[mintplant]

> the homeserver has (!) plaintext access to all traffic on it, besides all the delicious metadata the spooks love and that (e.g.) Signal hands over to them with effusive eagerness

What do you mean? Signal is known for providing minimal information when requested by authorities, e.g., [0].

[0] https://signal.org/bigbrother/central-california-grand-jury/

[ncmncm]

Last I checked, it tied every single communication to a pair of phone numbers.

[2Gkashmiri]

oh, in my place, the police routinely stop you on the road, check your phone and if they see "whatsapp/signal" or "videos", they mercilessly beat you up, arrest you and charge you with sedition.

i know "whatsapp admins" who have been made to report to police stations because they operate "whatsapp news channels". there they are made to submit their phone and wait outside. then the phone is returned. i have suspected, for like past 3 years that pegasus style malware would have been installed during that time.

now, a lot of these issues and problems can be reduced/prevented if you were not required to mandatory link your mobile number. if they know me by a handle, rather than a phone, it would be a little bit harder to do mass surveillance and bullying.

[cormacrelf]

That's awful. Are there other "security by obscurity" measures you would like to see? For example, making these apps blend in with icon changes, fake splash screens/façades that look like games? Would people have done this already if it were common to build and use alternative clients to the major messaging services?

[2Gkashmiri]

https://thewire.in/tech/kashmir-police-vpn-smartphone-checki...

this was last yearand it continues. i have taught people to use launchers on android like evie that lets you hide apps. that saves you a lot of roadside quick grief. same for using password protected "gallery" like simple gallery to keep stuff behind a password. a thorough check will defeat all this but saves you in the field as you can be randomly picked.

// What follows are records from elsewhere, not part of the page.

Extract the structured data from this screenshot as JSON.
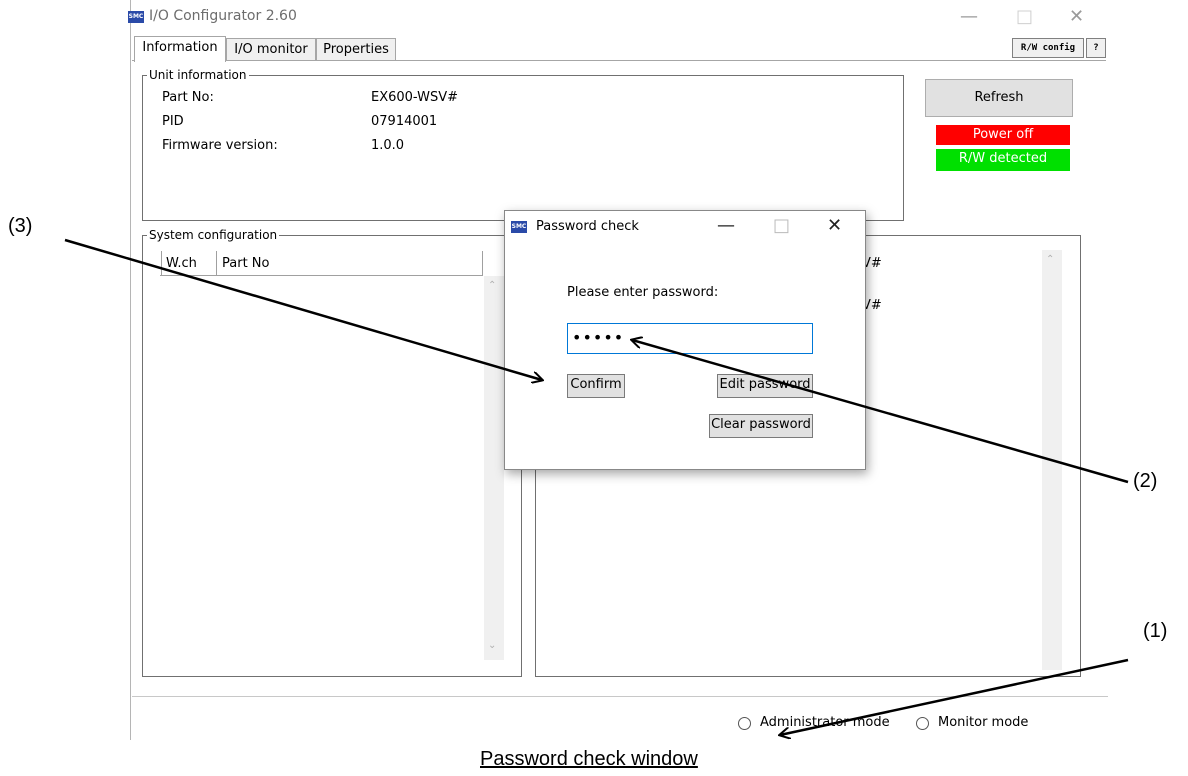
{
  "window": {
    "title": "I/O Configurator 2.60",
    "icon": "smc-app-icon",
    "controls": {
      "minimize": "—",
      "maximize": "□",
      "close": "✕"
    }
  },
  "tabs": [
    "Information",
    "I/O monitor",
    "Properties"
  ],
  "toolbar": {
    "rw_config": "R/W config",
    "help": "?"
  },
  "unit_info": {
    "legend": "Unit information",
    "rows": [
      {
        "label": "Part No:",
        "value": "EX600-WSV#"
      },
      {
        "label": "PID",
        "value": "07914001"
      },
      {
        "label": "Firmware version:",
        "value": "1.0.0"
      }
    ]
  },
  "refresh_label": "Refresh",
  "status": {
    "power": "Power off",
    "rw": "R/W detected",
    "colors": {
      "power": "#ff0000",
      "rw": "#00e000"
    }
  },
  "system_config": {
    "legend": "System configuration",
    "columns": [
      "W.ch",
      "Part No"
    ]
  },
  "right_panel": {
    "partial_1": "V#",
    "partial_2": "V#"
  },
  "dialog": {
    "title": "Password check",
    "controls": {
      "minimize": "—",
      "maximize": "□",
      "close": "✕"
    },
    "prompt": "Please enter password:",
    "password_value": "•••••",
    "confirm": "Confirm",
    "edit_password": "Edit password",
    "clear_password": "Clear password"
  },
  "modes": {
    "admin": "Administrator mode",
    "monitor": "Monitor mode"
  },
  "callouts": {
    "c1": "(1)",
    "c2": "(2)",
    "c3": "(3)"
  },
  "caption": "Password check window"
}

whatsapp/signal/telegram as i said is more difficult, even clubhouse because since your phone is already public, the police do join groups, public or private using any means, lets say by surveillance, by getting access from company side or "borrowing" a phone from a member. then they just get a list of names and go knocking on doors. if the number was not there, it would have been much more difficult.

[IYasha]

And his is not the only example out there, unfortunately. ( Depending on country, measures can vary a lot.

[kelnos]

No, all they can provide to law enforcement is the time that you created your account, and the last time you connected to Signal's servers. That's it.

[lucgommans]

That's what they claim to store (and I believe it), but that's not all they can be forced to collect.

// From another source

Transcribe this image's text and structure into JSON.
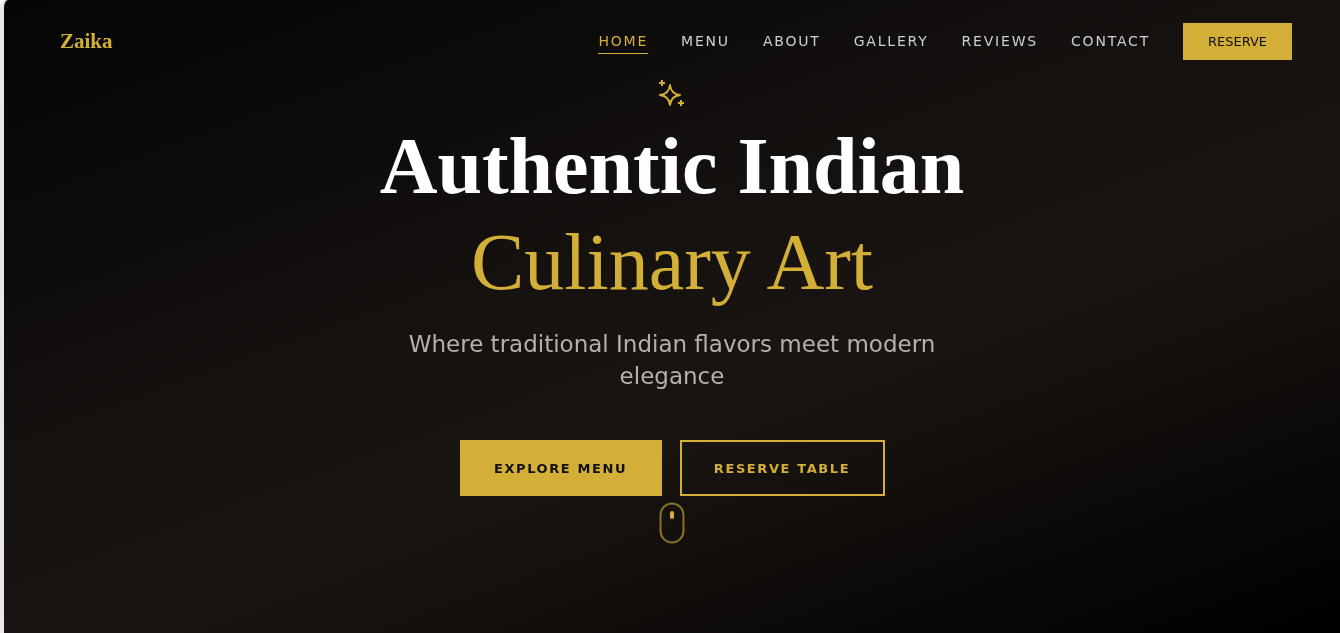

As a simple example, they could easily log whenever account xyz connects to do a token exchange for using sealed sender. Asking that of Signal won't be something I'd expect a judge would consider excessive if there is a legitimate reason.

[cormacrelf]

Yes, at the limit (not sure if US laws have caught up to Australian ones in this regard) they could potentially be forced to push an app update to carbon-copy all messages from specific people at the client side, unencrypted, to the government. This is generally why people care about having the app available on F-Droid, because you can more easily analyse DIY "supply chain security" on your own copy of the app. The other solution is what Matrix does, which is to encourage people to develop many different client implementations.

[kelnos]

Good point. It's unclear to me how much a government could require Signal does for future use of the service. Regulated telecoms are required to provide lawful intercept capabilities for phone calls. I'm actually surprised that the government hasn't argued against E2E encryption on those grounds.

[KennyBlanken]

Homeserver refers to matrix, and they're still wrong. If rooms and conversations are E2EE, they're E2EE.

Edit: grandparent comment can't seem to keep Matrix vs Signal straight.

[ncmncm]

I wonder why you would guess that.

Signal is the one that only works with Google Play, thus a Google account, and a phone number. It is easy for the spooks to connect that and its IP address to every subsequent communication, after the fact.

[einpoklum]

If it's known for providing some information upon request, then at the very least it is likely it provides lots of information upon demand - including secret demands like National Security Letters.